It's not harsh. Watch their matches in ECW in front of non-marks. They were eaten alive by a crowd that doesn't tune in to see the "same old shit" in regards to a gimmick without the wrestling skill to complement it. I liked a lot about the attitude era. More specifically the workrate. The matches were better in those days and the fans were very passionate. All the way from the USA/Canada angle and on down, there were a truckload of solid matches to speak of. The WWE's ratings are nearly two points down from their prime. You figure that with swallowing their competition they'd be able to corner the wrestling market forever, right? Wrong. The opportunity of a lifetime was in Vince's greasy little hands and he dropped the ball and kicked it down the stormdrain.
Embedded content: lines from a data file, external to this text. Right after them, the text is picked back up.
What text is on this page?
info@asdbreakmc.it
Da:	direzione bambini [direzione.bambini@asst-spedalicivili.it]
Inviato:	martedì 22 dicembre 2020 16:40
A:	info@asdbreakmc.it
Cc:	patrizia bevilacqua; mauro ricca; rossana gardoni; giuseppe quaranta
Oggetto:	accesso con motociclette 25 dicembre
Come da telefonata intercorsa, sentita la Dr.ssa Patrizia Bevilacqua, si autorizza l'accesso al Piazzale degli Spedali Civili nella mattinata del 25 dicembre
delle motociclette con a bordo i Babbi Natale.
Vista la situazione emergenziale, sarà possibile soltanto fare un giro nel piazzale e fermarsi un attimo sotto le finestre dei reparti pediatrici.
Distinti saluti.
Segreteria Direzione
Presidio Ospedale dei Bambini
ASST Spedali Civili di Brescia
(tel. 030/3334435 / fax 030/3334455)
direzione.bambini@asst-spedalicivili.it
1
No, the World Wrestling Federation. The company that had some actual decent wrestling on a consistent basis. Not the crap that's on these days where out of two hours of nightly programming you're lucky if you get twenty decent minutes of in-ring action. The last half of your argument here is full of holes. The fans are passionate because they're entertained by the product TNA give, plain and simple. I don't care that it's the next big anything and have been watching wrestling since I was five. I watched (and still do) because the wrestling on average is better and more entertaining than WWE. I don't just stand around cheering for whatever comes out of the entrance way. I'm not a WWE mark. I'm a WRESTLING fan first and foremost. If a guy can't work, I don't give a rat's ass how cool his gimmick is. The TNA fans praise workrate and are actually educated as to what and when to cheer in relation to a good series of spots. Something a clueless WWE audience has no concept of. The fanbase getting too big to distinguish the concensus on the product is moot. Look at the collective pops Stone Cold, Sting, or the Rock received back in their heyday. The fans looked pretty damn united on those fronts, and those were some pretty big crowds. No confusion at all.
You make it sound as if TNA is doing anti-WWE service announcements or something. They're allowing wrestlers to cut promos where they may want to clear the air in regards to their former employer and let some of the smarks out there know what they may really think now that they're not part of the Titan machine. TNA has developed plenty of their own, non-WWE wrestlers. Styles, Samoa Joe, AMW, Abyss, Daniels, for starters. TNA has more money backing them than YOU think. Panda Energy is loaded and has been a publicly traded company for a tad longer than Titan. WWE is capable of great things, sure. They're also capable of the XFL and WBF, too. TNA's program is based around action. So are their PPVs. That's why they're worth twice what is charged for a WWE PPV on a regular basis.